One California lawmaker is proposing to limit the use of bail in county courts.
Democratic State Senator Robert Hertzberg says judges often end up imposing bail that is too high, leaving poor people stuck in jail.
One woman he talked to who was unable to afford bail said her life fell apart as she awaited trial in jail.
“Loses her business, car gets towed, an unlawful detainer in her home, whole life turned upside down, and they never even filed charges,” Hertzberg says. “That is not American values.”
Hertzberg’s bill would get rid of the bail schedules. Instead, he wants to create a process that's tailored to the individual's circumstances.

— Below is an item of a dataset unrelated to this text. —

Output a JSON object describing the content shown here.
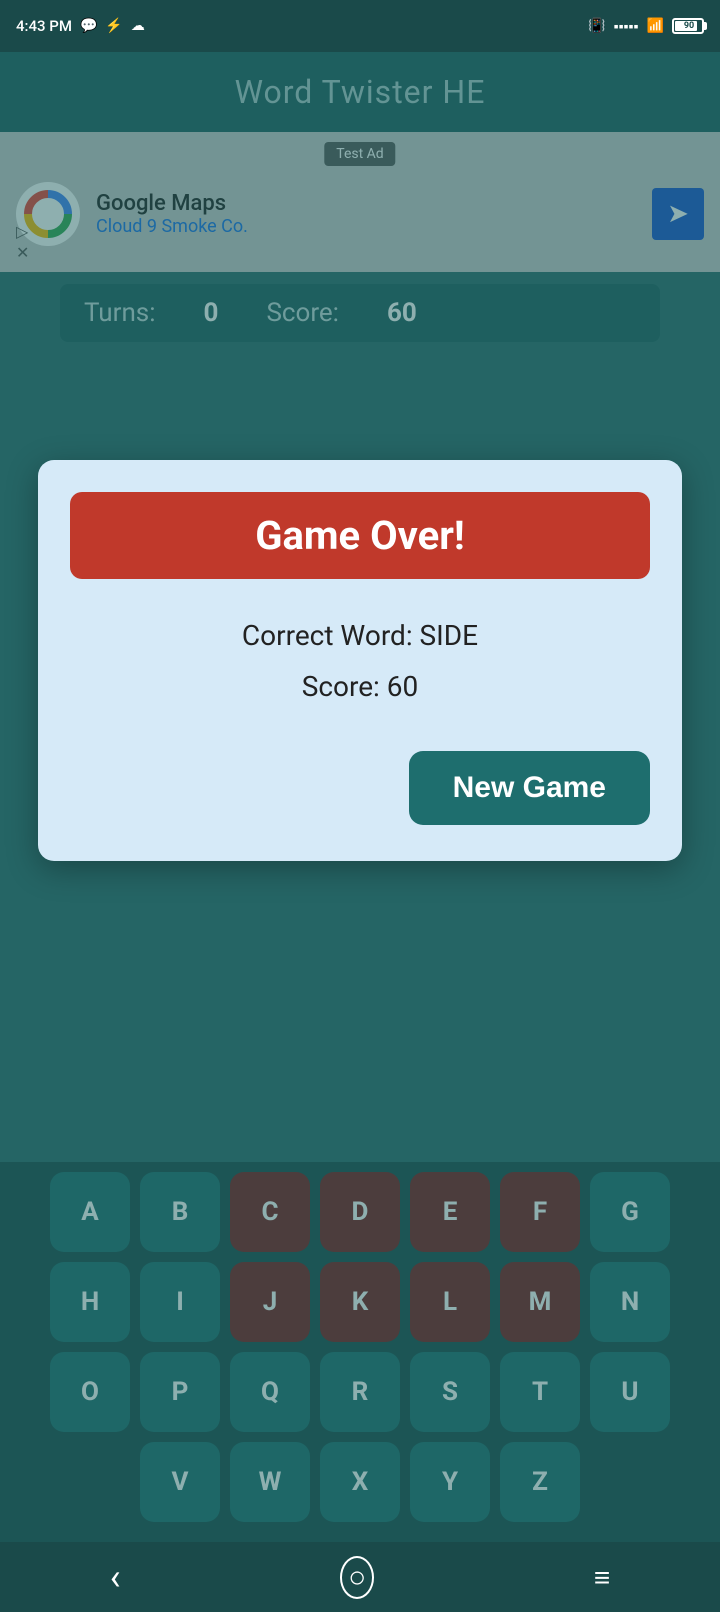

Defendants would go through a pretrial assessment to determine if they are a flight risk or a public safety threat. Only then would bail be an option for judges.
Opponents say limiting the bail system means judges will resort to more restrictive means like ankle monitors to ensure people show up to court.
"If your family can post your bail right now and a judge will simply release you, that's less restrictive than you getting out and having to be on an ankle monitor,” says Jeff Clayton, executive director of the American Bail Coalition.
Clayton added judges already consider public safety and flight risk when setting bail. He says instead of getting rid of bail schedules altogether, the solution is to lower the standard amounts.
The Senate Public Safety Committee will hear the bill Tuesday.